Youth leader Keadar Sharpe has used the convening of the National Youth Parliament for the first time in seven years to demand that the Government provide structured psychosocial care to children in schools to curb crime and violence.
"This noble House must move urgently to implement a comprehensive integrated system of psychosocial care without any delay," the Young Philosophers representative told 73 other youth from diverse areas of national life yesterday. They were debating a motion for the provision of psychosocial care to children. "The lack of care has caused this country to earn herself a dragon but let us kill that ugly dragon called crime and violence."
According to him, the nation "is under siege and lacks the necessary care to upset the current state of affairs" and which, he said, is being fuelled by an education system built on division.
"This dragon feeds on the divide," the leader said, pointing to issues surrounding non-traditional and traditional schools. "She (dragon) likes to bring down Lady Jamaica in her fiery furnace. The education system should move to set up and adopt a system of psychosocial care, and in this system all members will be cared for.
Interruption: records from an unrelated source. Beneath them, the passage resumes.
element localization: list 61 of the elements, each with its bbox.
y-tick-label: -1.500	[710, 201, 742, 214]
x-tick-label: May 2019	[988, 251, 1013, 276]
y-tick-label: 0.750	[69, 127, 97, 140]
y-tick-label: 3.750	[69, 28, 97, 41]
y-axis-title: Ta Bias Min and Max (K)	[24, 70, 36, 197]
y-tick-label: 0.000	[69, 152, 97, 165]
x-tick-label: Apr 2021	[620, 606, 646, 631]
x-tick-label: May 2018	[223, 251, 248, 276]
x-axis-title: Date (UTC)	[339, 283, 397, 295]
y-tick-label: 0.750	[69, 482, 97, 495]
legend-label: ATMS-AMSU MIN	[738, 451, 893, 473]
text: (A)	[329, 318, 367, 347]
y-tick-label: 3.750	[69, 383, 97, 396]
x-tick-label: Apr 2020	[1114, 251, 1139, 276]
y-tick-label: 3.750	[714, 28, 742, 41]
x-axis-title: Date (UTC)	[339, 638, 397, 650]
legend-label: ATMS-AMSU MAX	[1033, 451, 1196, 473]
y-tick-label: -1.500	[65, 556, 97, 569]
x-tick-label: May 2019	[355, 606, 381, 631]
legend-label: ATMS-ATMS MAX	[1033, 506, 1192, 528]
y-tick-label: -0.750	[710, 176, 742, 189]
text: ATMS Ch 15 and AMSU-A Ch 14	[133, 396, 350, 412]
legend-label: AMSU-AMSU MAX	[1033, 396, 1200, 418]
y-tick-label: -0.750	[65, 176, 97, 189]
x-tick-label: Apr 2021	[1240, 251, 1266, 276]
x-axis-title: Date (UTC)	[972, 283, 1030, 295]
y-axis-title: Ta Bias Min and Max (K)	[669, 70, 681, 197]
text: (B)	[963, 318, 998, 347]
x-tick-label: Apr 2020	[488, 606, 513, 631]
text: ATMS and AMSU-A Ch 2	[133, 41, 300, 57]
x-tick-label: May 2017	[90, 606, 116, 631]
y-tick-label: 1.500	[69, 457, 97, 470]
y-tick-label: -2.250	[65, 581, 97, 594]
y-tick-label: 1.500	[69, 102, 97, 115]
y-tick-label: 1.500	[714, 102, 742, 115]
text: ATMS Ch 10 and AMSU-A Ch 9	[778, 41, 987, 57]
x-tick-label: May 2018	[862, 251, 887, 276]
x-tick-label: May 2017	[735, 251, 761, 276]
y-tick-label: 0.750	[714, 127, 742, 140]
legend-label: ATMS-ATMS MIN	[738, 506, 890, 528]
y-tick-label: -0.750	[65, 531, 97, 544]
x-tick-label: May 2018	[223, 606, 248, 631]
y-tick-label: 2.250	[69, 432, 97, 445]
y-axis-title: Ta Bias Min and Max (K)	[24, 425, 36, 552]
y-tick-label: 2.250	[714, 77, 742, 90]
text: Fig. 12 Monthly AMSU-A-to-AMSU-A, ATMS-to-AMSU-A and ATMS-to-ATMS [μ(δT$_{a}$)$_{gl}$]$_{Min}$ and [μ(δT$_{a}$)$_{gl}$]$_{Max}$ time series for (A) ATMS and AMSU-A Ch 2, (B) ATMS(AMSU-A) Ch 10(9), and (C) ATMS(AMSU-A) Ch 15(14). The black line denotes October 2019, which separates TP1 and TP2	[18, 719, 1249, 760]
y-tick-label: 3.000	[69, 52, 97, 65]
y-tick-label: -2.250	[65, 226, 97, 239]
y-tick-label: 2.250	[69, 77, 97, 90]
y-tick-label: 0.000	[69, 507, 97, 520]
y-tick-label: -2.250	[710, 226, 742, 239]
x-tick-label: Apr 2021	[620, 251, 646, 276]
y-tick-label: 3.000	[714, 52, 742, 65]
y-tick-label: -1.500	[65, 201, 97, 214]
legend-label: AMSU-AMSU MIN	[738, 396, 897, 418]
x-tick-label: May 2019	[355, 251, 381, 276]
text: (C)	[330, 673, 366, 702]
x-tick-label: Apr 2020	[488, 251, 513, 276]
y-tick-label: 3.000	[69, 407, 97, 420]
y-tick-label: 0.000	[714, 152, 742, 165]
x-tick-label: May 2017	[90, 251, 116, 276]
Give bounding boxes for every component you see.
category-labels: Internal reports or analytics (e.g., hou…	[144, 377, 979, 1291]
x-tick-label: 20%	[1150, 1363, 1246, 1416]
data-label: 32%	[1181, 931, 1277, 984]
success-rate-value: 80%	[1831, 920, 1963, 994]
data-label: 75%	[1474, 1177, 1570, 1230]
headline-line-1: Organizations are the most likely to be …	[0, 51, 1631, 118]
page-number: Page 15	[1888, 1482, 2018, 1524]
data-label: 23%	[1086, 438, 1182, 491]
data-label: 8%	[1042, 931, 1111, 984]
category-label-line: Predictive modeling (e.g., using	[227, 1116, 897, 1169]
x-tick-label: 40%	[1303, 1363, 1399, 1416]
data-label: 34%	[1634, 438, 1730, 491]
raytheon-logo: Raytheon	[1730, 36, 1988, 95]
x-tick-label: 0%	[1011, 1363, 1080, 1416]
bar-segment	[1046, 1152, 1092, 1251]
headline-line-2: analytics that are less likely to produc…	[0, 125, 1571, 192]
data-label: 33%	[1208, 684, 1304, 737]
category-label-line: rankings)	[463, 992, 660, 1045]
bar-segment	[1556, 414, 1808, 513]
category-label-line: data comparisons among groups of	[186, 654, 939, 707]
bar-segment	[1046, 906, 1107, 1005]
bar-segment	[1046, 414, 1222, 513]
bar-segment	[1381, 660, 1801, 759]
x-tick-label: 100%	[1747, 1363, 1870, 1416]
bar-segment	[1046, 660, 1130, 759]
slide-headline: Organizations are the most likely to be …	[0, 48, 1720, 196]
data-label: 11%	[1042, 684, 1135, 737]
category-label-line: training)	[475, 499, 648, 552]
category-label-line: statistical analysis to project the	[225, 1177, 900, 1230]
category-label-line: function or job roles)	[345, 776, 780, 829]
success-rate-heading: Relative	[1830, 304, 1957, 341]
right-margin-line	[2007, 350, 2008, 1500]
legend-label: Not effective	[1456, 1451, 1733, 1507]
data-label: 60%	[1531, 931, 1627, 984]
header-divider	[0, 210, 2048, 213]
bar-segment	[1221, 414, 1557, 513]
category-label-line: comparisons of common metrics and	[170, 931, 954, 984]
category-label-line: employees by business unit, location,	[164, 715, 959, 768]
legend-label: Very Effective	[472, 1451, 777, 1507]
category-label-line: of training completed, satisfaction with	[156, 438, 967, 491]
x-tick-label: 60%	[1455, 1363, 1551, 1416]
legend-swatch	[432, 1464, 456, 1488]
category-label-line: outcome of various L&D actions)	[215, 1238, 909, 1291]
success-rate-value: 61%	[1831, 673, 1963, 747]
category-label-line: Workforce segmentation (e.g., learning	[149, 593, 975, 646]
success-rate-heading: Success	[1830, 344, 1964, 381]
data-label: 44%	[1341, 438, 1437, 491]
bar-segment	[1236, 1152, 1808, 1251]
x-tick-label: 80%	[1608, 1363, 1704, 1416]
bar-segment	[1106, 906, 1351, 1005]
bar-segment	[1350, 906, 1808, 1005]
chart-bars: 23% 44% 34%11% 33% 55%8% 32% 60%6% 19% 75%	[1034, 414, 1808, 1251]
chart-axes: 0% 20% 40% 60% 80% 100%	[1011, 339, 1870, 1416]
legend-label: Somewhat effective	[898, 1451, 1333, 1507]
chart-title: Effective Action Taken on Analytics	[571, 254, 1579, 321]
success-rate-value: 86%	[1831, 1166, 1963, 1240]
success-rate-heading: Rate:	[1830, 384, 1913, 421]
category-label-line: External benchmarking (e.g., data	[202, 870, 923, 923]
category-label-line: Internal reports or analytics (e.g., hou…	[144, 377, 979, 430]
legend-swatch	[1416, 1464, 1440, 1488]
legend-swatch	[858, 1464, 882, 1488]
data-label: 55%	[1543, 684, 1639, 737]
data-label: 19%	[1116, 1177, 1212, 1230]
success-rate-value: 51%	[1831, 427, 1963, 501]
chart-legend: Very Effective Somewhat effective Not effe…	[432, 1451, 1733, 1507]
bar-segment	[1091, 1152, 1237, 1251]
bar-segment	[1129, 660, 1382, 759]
None will be pushed out because of any behavioural problems."
The Jamaican authorities may have adopted the wrong approach to tackling the deep-rooted lottery scam in St James, youth leader Keadar Sharpe believes.
"The police are tricked into feeling that they are the first police; it is the education system that is the first police," he said.
Youth parliamentarians agreed that setting up a network of psychologists to which schools can refer students for appropriate treatment would be a practical way of helping students who survive on criminality when sidelined.
"Why do we preach holistic development of our students but seldom provide programmes that do not only develop the academic and physically attributes of our students but also incorporate the psychosocial," argued Christina Williams, a National Youth Council of Jamaica representative.
Shajoe Lake, a University of the West Indies student ambassador, believes that implementing measures to support the psychological development of children would prevent teachers and parents from marginalising children.
"Detentions, suspensions and expulsions will not solve the problems. These are pacifiers, they are not solutions," he argued yesterday at the sitting of the National Youth Parliament at Gordon House.
Unemployment, climate change
Along with psychosocial care, the youth parliamentarians also debated and approved motions on youth unemployment and climate change.
Alnastazia Watson from the National Secondary Students' Council said a climate change action council run by youth would be one way of getting more youth involved in mitigation and adaptation efforts.
On the issue of unemployment, Iyoki Sargeant, who is blind, and Cristophe Phillips, who is deaf, lamented the difficulties members of the disabled community face.
They said a realignment of resources and a conscious effort by employers and institutions of higher learning are important in giving them equity and equality.
"Insufficient funds have been allocated for deaf education at the tertiary levels. Even in instances where a deaf person is able to afford tuition fees, there is no access to classroom lectures, and classroom participation is impossible because trained professional interpreters are not provided," he said through an interpreter, calling for additional public education campaign.
He also recommended the establishment of an internship programme using public-private partnerships to help members of the disabled community transition into the labour market.
The National Youth Parliament was established in 2003 to give youth an opportunity to use the legislature to speak on issues affecting their population. It is part of the activities marking November as Youth Month.